The firms that are moving up the list — as well as the firms that have moved
off the list — are at the foundation of our cover story.
To best highlight the shifting dynamics, we focused on
fee-only firms and excluded those with broker-dealer
affiliations or with large stakes held by banks or other
outside institutions.
FP senior editor Ann Marsh, who wrote the cover
story, says she was struck during her reporting by the
way that independence was a decisive factor for advisors as they developed plans to grow their practices.
Marsh tells me that, back in the late 1990s, when
Rob Francais founded the RIA that would become Los
Angeles-based Aspiriant — which ranked No. 1 on our list of fastest-growing, fee-only firms and No. 3 on our overall list of fee-only firms — it could be difficult to
convince prospects that they needed the services of a comprehensive financial
planner.
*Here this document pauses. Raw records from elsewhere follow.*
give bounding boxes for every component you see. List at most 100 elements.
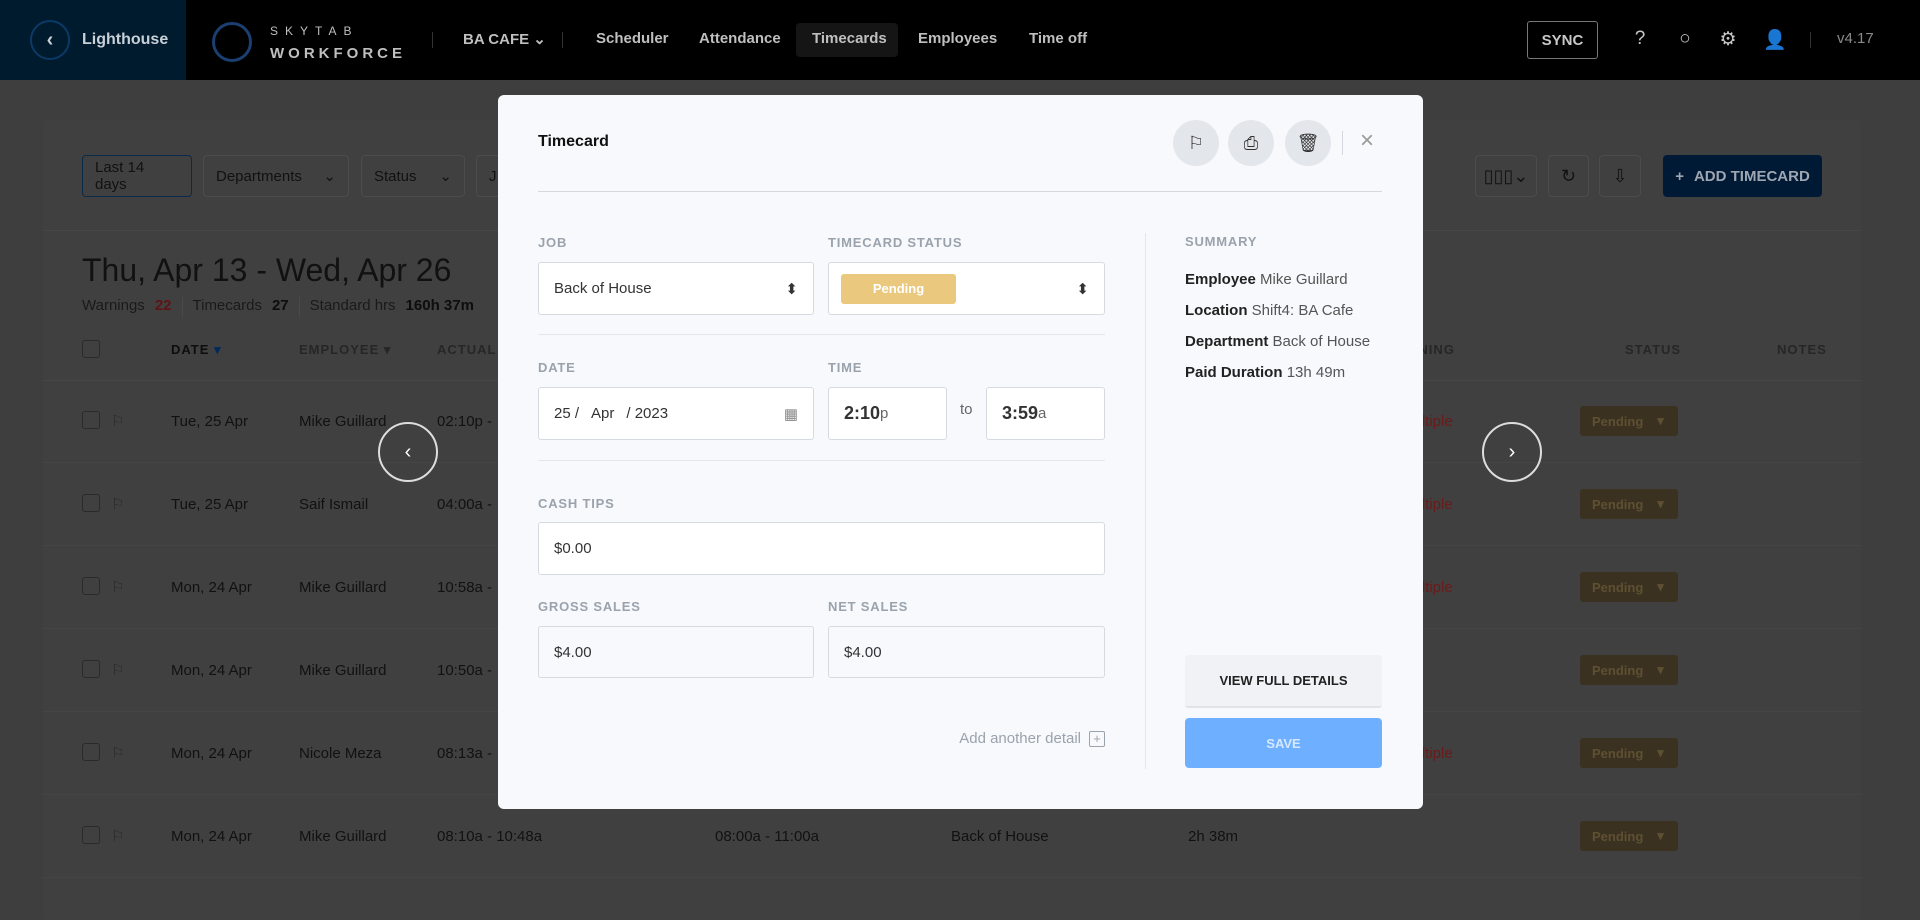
- chat-icon[interactable]: ○: [1672, 28, 1698, 50]
- col-status[interactable]: STATUS: [1625, 342, 1681, 357]
- row-checkbox[interactable]: [82, 660, 100, 678]
- divider: [538, 191, 1382, 192]
- logo-top: SKYTAB: [270, 24, 359, 38]
- flag-icon[interactable]: ⚐: [111, 827, 124, 845]
- summary-employee: Employee Mike Guillard: [1185, 271, 1348, 288]
- divider: [298, 297, 300, 317]
- print-button[interactable]: ⎙: [1228, 120, 1274, 166]
- next-timecard-button[interactable]: ›: [1482, 422, 1542, 482]
- status-dropdown[interactable]: Pending ▾: [1580, 489, 1678, 519]
- nav-time-off[interactable]: Time off: [1029, 30, 1087, 47]
- gross-sales-value: $4.00: [554, 643, 592, 661]
- divider: [1145, 233, 1146, 769]
- status-label: Pending: [1592, 828, 1644, 844]
- nav-timecards[interactable]: Timecards: [812, 30, 887, 47]
- status-dropdown[interactable]: Pending ▾: [1580, 821, 1678, 851]
- flag-button[interactable]: ⚐: [1173, 120, 1219, 166]
- calendar-icon[interactable]: ▦: [784, 405, 798, 423]
- sort-icon: ▾: [383, 342, 392, 357]
- add-timecard-button[interactable]: + ADD TIMECARD: [1663, 155, 1822, 197]
- top-nav: ‹ Lighthouse SKYTAB WORKFORCE BA CAFE ⌄ Sc…: [0, 0, 1920, 80]
- departments-label: Departments: [216, 167, 302, 185]
- cash-tips-input[interactable]: $0.00: [538, 522, 1105, 575]
- flag-icon[interactable]: ⚐: [111, 495, 124, 513]
- gross-sales-label: GROSS SALES: [538, 599, 641, 614]
- timecard-modal: Timecard ⚐ ⎙ 🗑 × JOB TIMECARD STATUS Bac…: [498, 95, 1423, 809]
- flag-icon[interactable]: ⚐: [111, 744, 124, 762]
- cell-actual: 02:10p -: [437, 413, 493, 430]
- refresh-button[interactable]: ↻: [1548, 155, 1589, 197]
- export-button[interactable]: ⇩: [1599, 155, 1641, 197]
- select-all-checkbox[interactable]: [82, 340, 100, 358]
- col-notes[interactable]: NOTES: [1777, 342, 1827, 357]
- status-filter[interactable]: Status ⌄: [361, 155, 465, 197]
- row-checkbox[interactable]: [82, 743, 100, 761]
- lighthouse-label: Lighthouse: [82, 31, 169, 48]
- nav-employees[interactable]: Employees: [918, 30, 997, 47]
- end-time-input[interactable]: 3:59 a: [986, 387, 1105, 440]
- status-badge: Pending: [841, 273, 956, 304]
- job-select[interactable]: Back of House ⬍: [538, 262, 814, 315]
- flag-icon[interactable]: ⚐: [111, 661, 124, 679]
- status-dropdown[interactable]: Pending ▾: [1580, 406, 1678, 436]
- columns-icon: ▯▯▯⌄: [1483, 165, 1529, 186]
- save-button[interactable]: SAVE: [1185, 718, 1382, 768]
- flag-icon[interactable]: ⚐: [111, 412, 124, 430]
- cell-date: Tue, 25 Apr: [171, 413, 248, 430]
- user-menu-icon[interactable]: 👤: [1757, 28, 1793, 52]
- view-full-details-button[interactable]: VIEW FULL DETAILS: [1185, 655, 1382, 708]
- net-sales-label: NET SALES: [828, 599, 909, 614]
- row-checkbox[interactable]: [82, 494, 100, 512]
- bug-icon[interactable]: ⚙: [1715, 28, 1741, 51]
- status-select[interactable]: Pending ⬍: [828, 262, 1105, 315]
- std-hours-value: 160h 37m: [405, 297, 474, 314]
- caret-down-icon: ▾: [1657, 496, 1664, 511]
- previous-timecard-button[interactable]: ‹: [378, 422, 438, 482]
- col-date[interactable]: DATE ▾: [171, 342, 222, 358]
- add-detail-link[interactable]: Add another detail +: [959, 730, 1105, 747]
- close-icon[interactable]: ×: [1360, 127, 1374, 155]
- start-time-input[interactable]: 2:10 p: [828, 387, 947, 440]
- range-label: Last 14 days: [95, 159, 145, 193]
- cell-actual: 10:58a -: [437, 579, 493, 596]
- status-dropdown[interactable]: Pending ▾: [1580, 655, 1678, 685]
- status-dropdown[interactable]: Pending ▾: [1580, 572, 1678, 602]
- help-icon[interactable]: ?: [1627, 28, 1653, 50]
- stats-bar: Warnings 22 Timecards 27 Standard hrs 160h …: [82, 297, 474, 317]
- departments-filter[interactable]: Departments ⌄: [203, 155, 349, 197]
- updown-icon: ⬍: [1076, 280, 1089, 298]
- status-label: Pending: [1592, 579, 1644, 595]
- chevron-right-icon: ›: [1508, 440, 1516, 463]
- summary-key: Employee: [1185, 271, 1256, 288]
- divider: [562, 32, 563, 48]
- back-to-lighthouse-button[interactable]: ‹ Lighthouse: [0, 0, 186, 80]
- gross-sales-input[interactable]: $4.00: [538, 626, 814, 678]
- file-download-icon: ⇩: [1612, 165, 1628, 186]
- col-actual[interactable]: ACTUAL: [437, 342, 496, 357]
- col-employee[interactable]: EMPLOYEE ▾: [299, 342, 391, 358]
- delete-button[interactable]: 🗑: [1285, 120, 1331, 166]
- row-checkbox[interactable]: [82, 826, 100, 844]
- date-range-filter[interactable]: Last 14 days: [82, 155, 192, 197]
- date-day: 25 /: [554, 405, 580, 422]
- nav-scheduler[interactable]: Scheduler: [596, 30, 669, 47]
- summary-paid-duration: Paid Duration 13h 49m: [1185, 364, 1345, 381]
- columns-button[interactable]: ▯▯▯⌄: [1475, 155, 1537, 197]
- sync-button[interactable]: SYNC: [1527, 21, 1598, 59]
- flag-icon[interactable]: ⚐: [111, 578, 124, 596]
- net-sales-input[interactable]: $4.00: [828, 626, 1105, 678]
- caret-down-icon: ▾: [1657, 579, 1664, 594]
- row-checkbox[interactable]: [82, 577, 100, 595]
- add-label: ADD TIMECARD: [1693, 167, 1810, 185]
- status-dropdown[interactable]: Pending ▾: [1580, 738, 1678, 768]
- date-input[interactable]: 25 / Apr / 2023 ▦: [538, 387, 814, 440]
- warnings-label: Warnings: [82, 297, 145, 314]
- plus-icon: +: [1675, 167, 1684, 185]
- location-selector[interactable]: BA CAFE ⌄: [463, 30, 546, 48]
- nav-attendance[interactable]: Attendance: [699, 30, 781, 47]
- cell-employee: Mike Guillard: [299, 662, 387, 679]
- cell-actual: 08:13a -: [437, 745, 493, 762]
- date-month: Apr: [591, 405, 615, 422]
- row-checkbox[interactable]: [82, 411, 100, 429]
- col-date-label: DATE: [171, 342, 210, 357]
That is no longer the case.
“We were marketing into a headwind,” Francais says. “Today, we are market-
ing into a light breeze and the breeze is going not against us but with us,” he
says, adding that “the industry is hitting its stride.”
Yet at the same time, it remains to be seen how the majority will handle the
challenge of structuring their ownership. As our cover story, which begins on
p. 34, points out, growth in the RIA space is rapidly outpacing the rest of the
financial services industry. However, more new entrants are choosing a dually
registered business model.
By presenting a list of firms without broker-dealer affiliations, we’ve captured those independents whose world view has required them to adopt (and
heavily fund) complex succession plans. Many other RIAs simply won’t or can’t
devote the time and resources to doing the same.
The result is that the definition of independence among RIAs will remain a
subject of debate for years to come. And the giants that look likely to emerge in
this space, as consolidation continues, will evolve into very different players, due
to the decisions about ownership they are making — or failing to make — now.